Hi @lcmeng, the model is trained using the default mixed-precision (O1). We doesn't deal with the logging of amp so the loss scaling info is not wrote to the log file.
Your environment seems correct and I am not very clear about the reason about your problem. According to other users' feedback, installing apex from source may be error-prone, so I just suspect that there might be something wrong with your apex. The nvcr-21.05 docker has installed apex by itself, so you can try it first. The version of CUDA and pytorch is ok and I have checked.

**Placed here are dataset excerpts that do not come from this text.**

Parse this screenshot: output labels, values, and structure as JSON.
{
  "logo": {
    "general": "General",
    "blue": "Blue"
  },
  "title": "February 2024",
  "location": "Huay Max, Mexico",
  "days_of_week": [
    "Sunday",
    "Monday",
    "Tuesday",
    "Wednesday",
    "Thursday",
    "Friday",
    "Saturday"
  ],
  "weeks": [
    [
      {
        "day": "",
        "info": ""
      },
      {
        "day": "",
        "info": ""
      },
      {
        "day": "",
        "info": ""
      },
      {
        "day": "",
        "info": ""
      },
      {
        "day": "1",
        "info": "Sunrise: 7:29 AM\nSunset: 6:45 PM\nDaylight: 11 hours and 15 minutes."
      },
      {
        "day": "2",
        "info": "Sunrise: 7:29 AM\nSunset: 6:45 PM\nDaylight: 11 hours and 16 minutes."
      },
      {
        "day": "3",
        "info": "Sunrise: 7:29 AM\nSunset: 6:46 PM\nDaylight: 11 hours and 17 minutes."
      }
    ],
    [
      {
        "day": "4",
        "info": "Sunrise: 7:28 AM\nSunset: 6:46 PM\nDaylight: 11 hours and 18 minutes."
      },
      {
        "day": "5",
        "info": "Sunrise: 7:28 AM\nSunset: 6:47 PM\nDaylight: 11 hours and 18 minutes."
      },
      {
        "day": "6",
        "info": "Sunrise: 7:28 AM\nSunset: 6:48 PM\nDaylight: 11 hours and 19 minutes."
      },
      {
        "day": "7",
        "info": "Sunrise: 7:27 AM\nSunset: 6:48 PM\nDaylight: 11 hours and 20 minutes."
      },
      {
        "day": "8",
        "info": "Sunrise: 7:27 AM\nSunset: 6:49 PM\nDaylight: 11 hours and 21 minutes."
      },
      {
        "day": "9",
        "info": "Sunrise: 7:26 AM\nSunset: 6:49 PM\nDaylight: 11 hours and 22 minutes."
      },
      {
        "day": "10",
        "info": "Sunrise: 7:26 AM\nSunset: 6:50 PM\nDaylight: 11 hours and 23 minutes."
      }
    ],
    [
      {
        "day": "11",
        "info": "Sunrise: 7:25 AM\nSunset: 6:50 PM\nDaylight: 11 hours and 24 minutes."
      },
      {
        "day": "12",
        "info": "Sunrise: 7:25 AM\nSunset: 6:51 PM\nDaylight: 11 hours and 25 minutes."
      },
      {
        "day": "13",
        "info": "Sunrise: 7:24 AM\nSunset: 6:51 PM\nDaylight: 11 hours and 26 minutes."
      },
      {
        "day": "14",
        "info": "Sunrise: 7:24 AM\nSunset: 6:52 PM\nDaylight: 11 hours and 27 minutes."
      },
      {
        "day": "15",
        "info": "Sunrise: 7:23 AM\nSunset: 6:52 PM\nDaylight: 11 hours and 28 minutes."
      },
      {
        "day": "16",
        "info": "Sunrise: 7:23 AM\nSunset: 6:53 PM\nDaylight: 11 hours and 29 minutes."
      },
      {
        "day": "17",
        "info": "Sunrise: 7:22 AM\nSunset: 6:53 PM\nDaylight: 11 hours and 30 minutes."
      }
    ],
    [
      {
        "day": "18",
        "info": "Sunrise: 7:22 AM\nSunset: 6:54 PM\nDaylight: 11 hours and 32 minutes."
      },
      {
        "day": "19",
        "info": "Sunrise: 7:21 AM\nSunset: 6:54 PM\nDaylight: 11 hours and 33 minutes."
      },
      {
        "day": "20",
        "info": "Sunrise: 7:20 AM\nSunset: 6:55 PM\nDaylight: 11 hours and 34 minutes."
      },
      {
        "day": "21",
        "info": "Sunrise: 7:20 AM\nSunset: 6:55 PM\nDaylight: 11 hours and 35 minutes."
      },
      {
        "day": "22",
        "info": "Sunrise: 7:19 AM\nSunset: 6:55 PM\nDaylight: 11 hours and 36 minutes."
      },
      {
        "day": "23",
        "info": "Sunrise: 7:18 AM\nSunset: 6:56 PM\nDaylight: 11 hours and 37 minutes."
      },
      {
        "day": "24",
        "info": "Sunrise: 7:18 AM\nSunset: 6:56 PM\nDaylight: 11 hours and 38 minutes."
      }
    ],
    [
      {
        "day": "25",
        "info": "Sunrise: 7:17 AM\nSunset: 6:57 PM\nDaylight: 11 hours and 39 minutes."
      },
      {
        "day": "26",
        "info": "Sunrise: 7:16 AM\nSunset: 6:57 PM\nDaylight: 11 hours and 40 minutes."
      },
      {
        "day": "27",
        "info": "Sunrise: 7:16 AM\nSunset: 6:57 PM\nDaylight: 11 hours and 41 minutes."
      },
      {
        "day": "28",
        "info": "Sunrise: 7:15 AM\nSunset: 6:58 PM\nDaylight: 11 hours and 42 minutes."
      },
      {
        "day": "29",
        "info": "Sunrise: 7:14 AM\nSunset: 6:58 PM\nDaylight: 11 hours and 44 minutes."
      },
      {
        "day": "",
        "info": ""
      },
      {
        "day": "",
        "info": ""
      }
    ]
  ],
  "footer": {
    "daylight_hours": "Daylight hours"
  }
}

Besides, you can share me with your log so I can look into it further.
@zeliu98, thank you for the explanation. I've added some TensorBoard code to Swin to generate visualization of the training. It seems the drop of accuracy near the peak LR is correlated with the explosion of gradient (norm).
Please see the attached screenshots. The LR appeared to be doubled, due to accumulation step = 2. It is in fact the same as the recommended setup.
(1) The trace of gradient norm over global steps. It increased very aggressively after the initial "flat" phase.
(2) Max top-1 accuracy happened at Epoch 15.
(3) Using the recommended LR schedule
@lcmeng Hey, I'm wondering what the point it is from the grad_norm. I have seen some people use this metric with their issue about convergence of Swin. Would you please give a hint, thanks.